Retired Generals Press Congress to Fund More F-35s, Discourage “Legacy” Buy


F-35A Lightning II aircraft receive fuel from a KC-10 Extender from Travis AFB, Calif., July 13, 2015, during a flight from England to the US. Air Force photo by SSgt. Madelyn Brown.

Congress should boost funding for the F-35 Joint Strike Fighter and ignore a Pentagon initiative to buy new “legacy” F-15EXs, according to a letter to the chairs and ranking members of the House and Senate Armed Services and Appropriations committees from 128 retired general and flag officers, including six former members of the Joint Chiefs of Staff.

The letter and signatories were organized by Lockheed Martin, maker of the F-35. A handful of former general officers, at least one of whom works as a consultant for Boeing, have recently penned op-ed articles supporting the F-15EX plan.

The April 30 letter asks that Congress “increase the procurement rate” of the F-35 in the fiscal 2020 defense budget, saying the fifth-generation fighter “ensures air advantage over emerging peer adversaries through cutting-edge technologies.” The general officers pushed for an increase of 24 F-35s in the Air Force and Marine Corps versus the numbers proposed in the 2020 budget request.

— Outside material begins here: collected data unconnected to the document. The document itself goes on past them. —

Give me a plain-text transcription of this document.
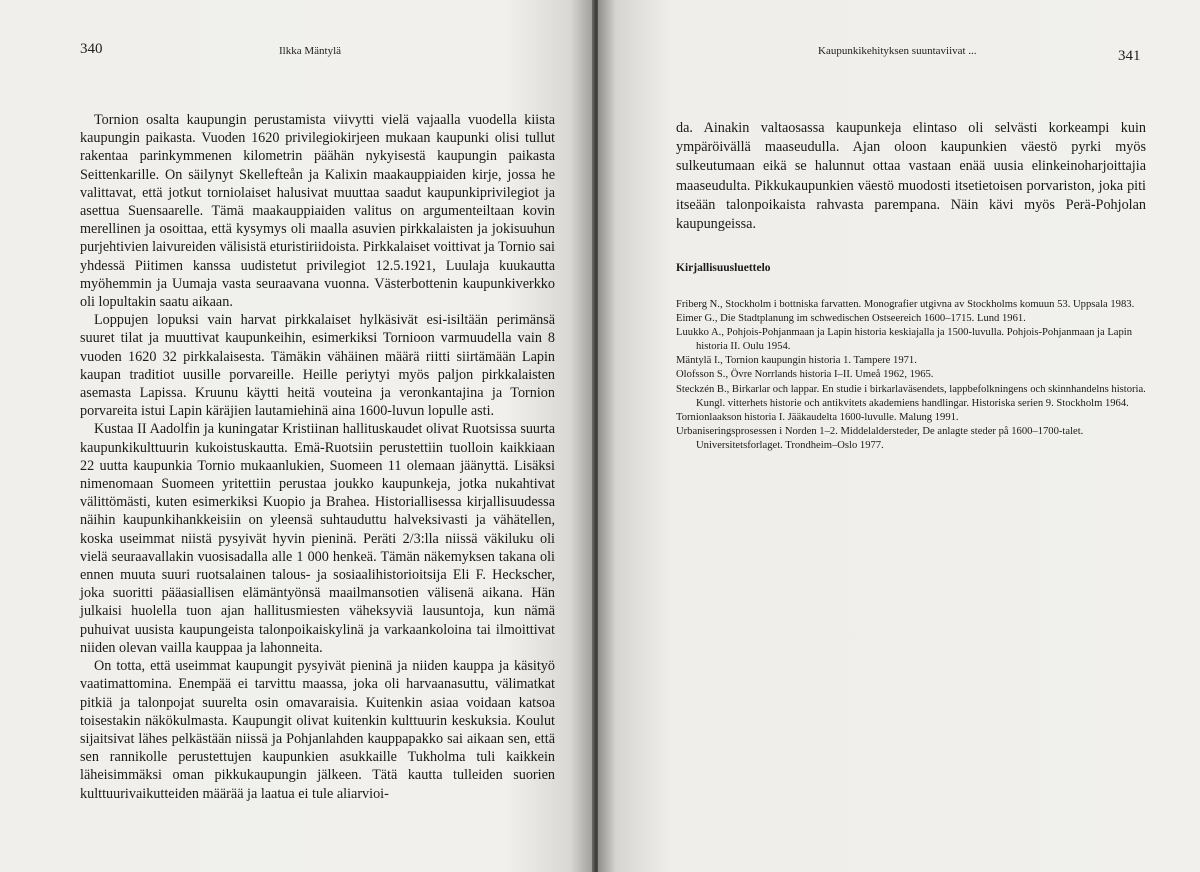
340	Ilkka Mäntylä

Tornion osalta kaupungin perustamista viivytti vielä vajaalla vuodella kiista kaupungin paikasta. Vuoden 1620 privilegiokirjeen mukaan kaupunki olisi tullut rakentaa parinkymmenen kilometrin päähän nykyisestä kaupungin paikasta Seittenkarille. On säilynyt Skellefteån ja Kalixin maakauppiaiden kirje, jossa he valittavat, että jotkut torniolaiset halusivat muuttaa saadut kaupunkiprivilegiot ja asettua Suensaarelle. Tämä maakauppiaiden valitus on argumenteiltaan kovin merellinen ja osoittaa, että kysymys oli maalla asuvien pirkkalaisten ja jokisuuhun purjehtivien laivureiden välisistä eturistiriidoista. Pirkkalaiset voittivat ja Tornio sai yhdessä Piitimen kanssa uudistetut privilegiot 12.5.1921, Luulaja kuukautta myöhemmin ja Uumaja vasta seuraavana vuonna. Västerbottenin kaupunkiverkko oli lopultakin saatu aikaan.

Loppujen lopuksi vain harvat pirkkalaiset hylkäsivät esi-isiltään perimänsä suuret tilat ja muuttivat kaupunkeihin, esimerkiksi Tornioon varmuudella vain 8 vuoden 1620 32 pirkkalaisesta. Tämäkin vähäinen määrä riitti siirtämään Lapin kaupan traditiot uusille porvareille. Heille periytyi myös paljon pirkkalaisten asemasta Lapissa. Kruunu käytti heitä vouteina ja veronkantajina ja Tornion porvareita istui Lapin käräjien lautamiehinä aina 1600-luvun lopulle asti.

Kustaa II Aadolfin ja kuningatar Kristiinan hallituskaudet olivat Ruotsissa suurta kaupunkikulttuurin kukoistuskautta. Emä-Ruotsiin perustettiin tuolloin kaikkiaan 22 uutta kaupunkia Tornio mukaanlukien, Suomeen 11 olemaan jäänyttä. Lisäksi nimenomaan Suomeen yritettiin perustaa joukko kaupunkeja, jotka nukahtivat välittömästi, kuten esimerkiksi Kuopio ja Brahea. Historiallisessa kirjallisuudessa näihin kaupunkihankkeisiin on yleensä suhtauduttu halveksivasti ja vähätellen, koska useimmat niistä pysyivät hyvin pieninä. Peräti 2/3:lla niissä väkiluku oli vielä seuraavallakin vuosisadalla alle 1 000 henkeä. Tämän näkemyksen takana oli ennen muuta suuri ruotsalainen talous- ja sosiaalihistorioitsija Eli F. Heckscher, joka suoritti pääasiallisen elämäntyönsä maailmansotien välisenä aikana. Hän julkaisi huolella tuon ajan hallitusmiesten väheksyviä lausuntoja, kun nämä puhuivat uusista kaupungeista talonpoikaiskylinä ja varkaankoloina tai ilmoittivat niiden olevan vailla kauppaa ja lahonneita.

On totta, että useimmat kaupungit pysyivät pieninä ja niiden kauppa ja käsityö vaatimattomina. Enempää ei tarvittu maassa, joka oli harvaanasuttu, välimatkat pitkiä ja talonpojat suurelta osin omavaraisia. Kuitenkin asiaa voidaan katsoa toisestakin näkökulmasta. Kaupungit olivat kuitenkin kulttuurin keskuksia. Koulut sijaitsivat lähes pelkästään niissä ja Pohjanlahden kauppapakko sai aikaan sen, että sen rannikolle perustettujen kaupunkien asukkaille Tukholma tuli kaikkein läheisimmäksi oman pikkukaupungin jälkeen. Tätä kautta tulleiden suorien kulttuurivaikutteiden määrää ja laatua ei tule aliarvioi-

Kaupunkikehityksen suuntaviivat ...	341

da. Ainakin valtaosassa kaupunkeja elintaso oli selvästi korkeampi kuin ympäröivällä maaseudulla. Ajan oloon kaupunkien väestö pyrki myös sulkeutumaan eikä se halunnut ottaa vastaan enää uusia elinkeinoharjoittajia maaseudulta. Pikkukaupunkien väestö muodosti itsetietoisen porvariston, joka piti itseään talonpoikaista rahvasta parempana. Näin kävi myös Perä-Pohjolan kaupungeissa.

Kirjallisuusluettelo
Friberg N., Stockholm i bottniska farvatten. Monografier utgivna av Stockholms komuun 53. Uppsala 1983.
Eimer G., Die Stadtplanung im schwedischen Ostseereich 1600–1715. Lund 1961.
Luukko A., Pohjois-Pohjanmaan ja Lapin historia keskiajalla ja 1500-luvulla. Pohjois-Pohjanmaan ja Lapin historia II. Oulu 1954.
Mäntylä I., Tornion kaupungin historia 1. Tampere 1971.
Olofsson S., Övre Norrlands historia I–II. Umeå 1962, 1965.
Steckzén B., Birkarlar och lappar. En studie i birkarlaväsendets, lappbefolkningens och skinnhandelns historia. Kungl. vitterhets historie och antikvitets akademiens handlingar. Historiska serien 9. Stockholm 1964.
Tornionlaakson historia I. Jääkaudelta 1600-luvulle. Malung 1991.
Urbaniseringsprosessen i Norden 1–2. Middelaldersteder, De anlagte steder på 1600–1700-talet. Universitetsforlaget. Trondheim–Oslo 1977.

Specifically, they want 60 F-35As for the USAF (12 more than requested) and 22 F-35Bs for the Marine Corps (12 more than requested), while continuing with the requested 20 F-35Cs for the Navy, for a total of 102 aircraft.

“This increase will reestablish the original F-35 production rates that in the past years have been tamped by sequestration-era budget caps resulting from the Budget Control Act,” the signatories wrote. “The US must start buying the F-35s in larger quantities to reach the minimum 50 percent of fifth generation fighters in the timeframe required to meet the emerging global threat.”

The writers noted that the F-35 is doing well in deployments and has racked up “a 28:1 kill ratio at recent Red Flag exercises in Nevada.” More than 380 F-35s are now flying with all three US services—the Navy recently having declared initial operational capability—and in 17 locations worldwide, the letter noted.

The F-35 is “our nation’s only fifth generation stealth aircraft in production,” and the writers urged Congress to increase the buy rate “to keep the F-35 ahead of our adversaries.”

As for the surprise addition of new F-15EXs in the 2020 Air Force budget request, the signers did not mention it by name, but said the DOD’s proposal to buy “a legacy, fourth-generation aircraft that has limited survivability in a high-end fight today and is equipped with decades-old technology” won’t work. “The fourth-generation airframe is simply unable to win against near-peer threats, which are the biggest concern” of the National Defense Strategy. Such aircraft have “little operational relevance in a near-peer conflict.”

Former Air Force Chiefs of Staff signing the letter included Gens. Merrill McPeak, Michael Ryan, John Jumper, and T. Michael Moseley. Former Chief of Naval Operations Adm. Thomas Hayward and former Marine Corps Commandant Gen. James Amos also signed. Of the 128 signers, 60 were former USAF general officers, including 17 that wore four stars. Twenty-five of the 128 were four-star flag officers from all services. By service, 60 were former USAF, 51 former Marine Corps, and 17 former Navy.